Mosley has also used social research to understand usage-based auto insurance, in which companies use a telematics device to monitor driving patterns. The question: How much of a discount do customers want before they think installing a device is worthwhile? It was no surprise, he said, to learn that people with higher discounts were more satisfied with the program.

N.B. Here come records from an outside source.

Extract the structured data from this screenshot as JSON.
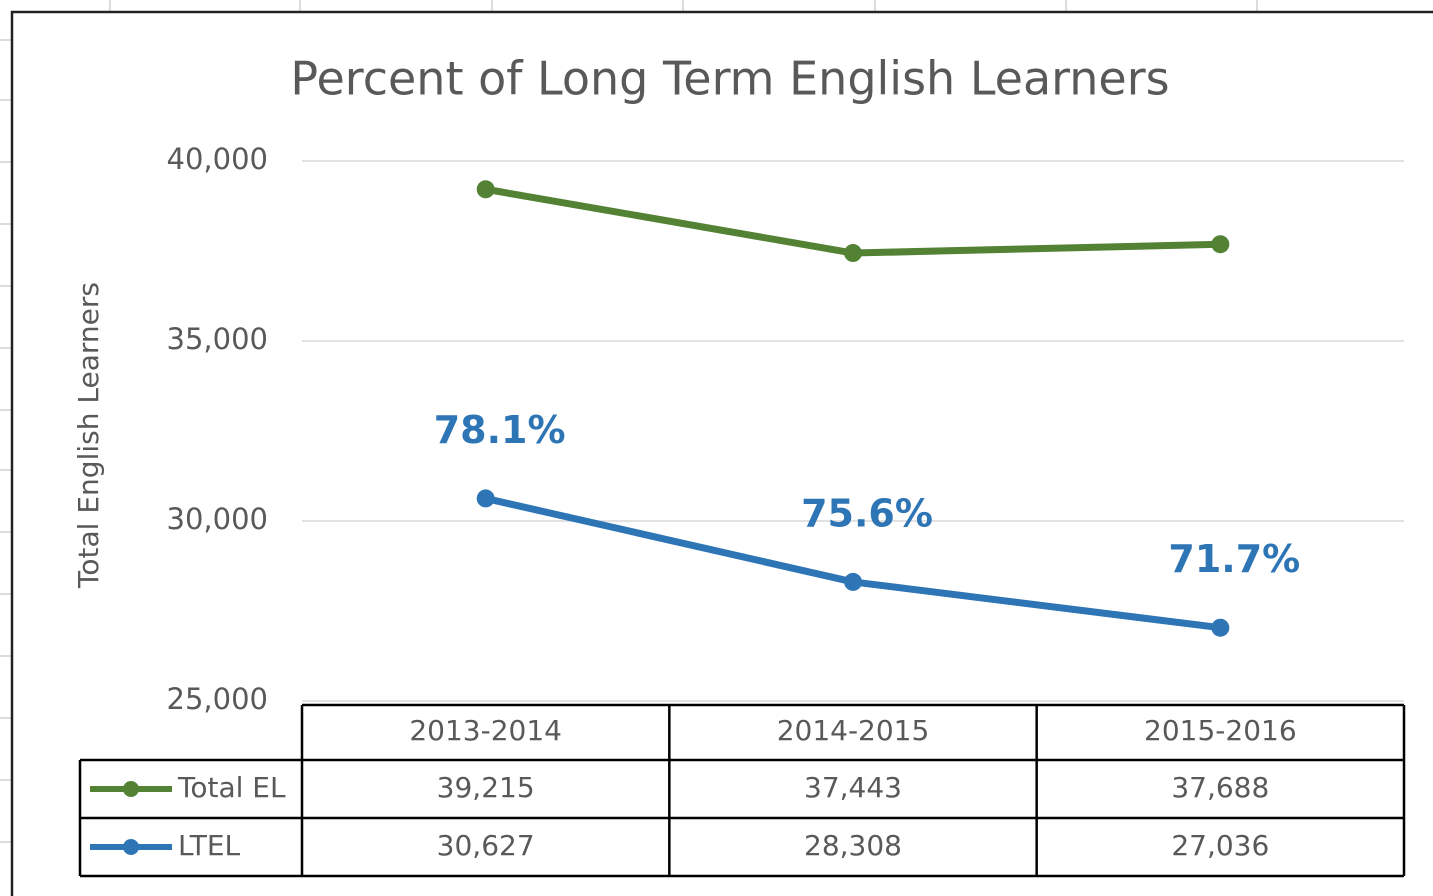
{
  "chart_data": {
    "type": "line",
    "title": "Percent of Long Term English Learners",
    "y_axis_label": "Total English Learners",
    "categories": [
      "2013-2014",
      "2014-2015",
      "2015-2016"
    ],
    "series": [
      {
        "name": "Total EL",
        "color": "#548235",
        "values": [
          39215,
          37443,
          37688
        ],
        "value_labels": [
          "39,215",
          "37,443",
          "37,688"
        ]
      },
      {
        "name": "LTEL",
        "color": "#2e75b6",
        "values": [
          30627,
          28308,
          27036
        ],
        "value_labels": [
          "30,627",
          "28,308",
          "27,036"
        ]
      }
    ],
    "annotations": [
      "78.1%",
      "75.6%",
      "71.7%"
    ],
    "ylim": [
      25000,
      40000
    ],
    "yticks": [
      {
        "value": 25000,
        "label": "25,000"
      },
      {
        "value": 30000,
        "label": "30,000"
      },
      {
        "value": 35000,
        "label": "35,000"
      },
      {
        "value": 40000,
        "label": "40,000"
      }
    ],
    "grid": true
  }
}
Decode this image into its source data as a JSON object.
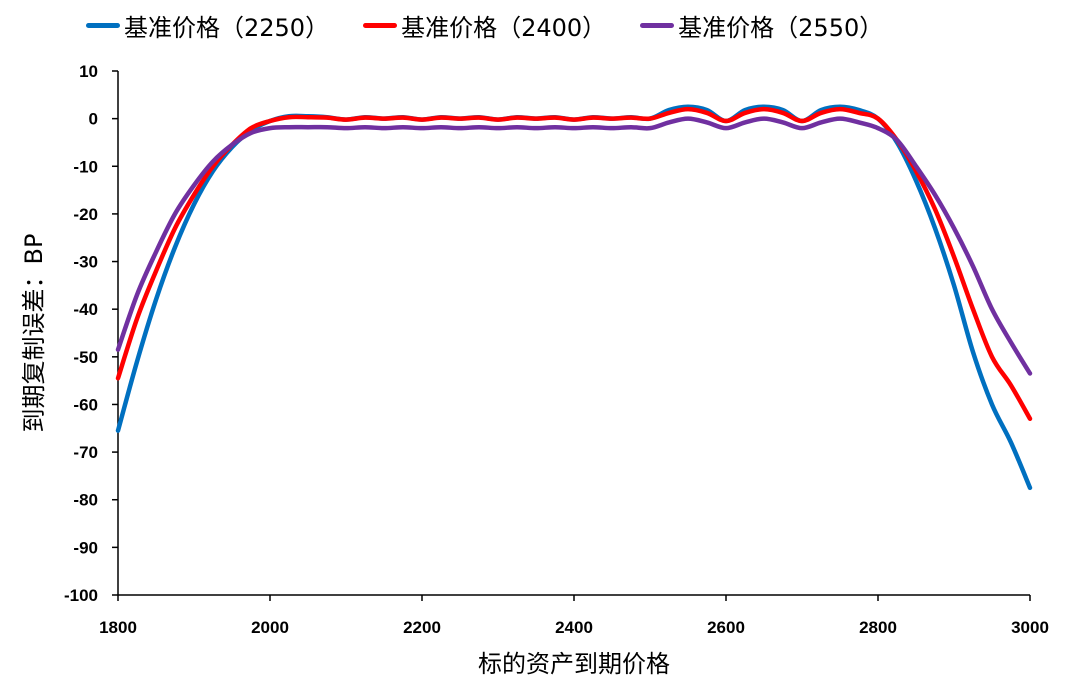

More surprising, however, was that the size of the discount was not as important as the size of the actual discount compared with the discount customers thought they should get.

Monitoring social media has the advantage of being unfiltered, Mosley said. “People are sharing raw emotional responses on both the good and the bad side,” he said.

On the other hand, that means insurers have to take care to understand what is driving the strong feelings; this is a process that “can get really tricky,” he said, but one that is worthwhile.

“Instead of having to guess what your policyholders want or what your customers are thinking,” he said, “sometimes you just have to do a little digging and you can find out.”


James P. Lynch, FCAS, is chief actuary and director of research and information services for the Insurance Information Institute in New York.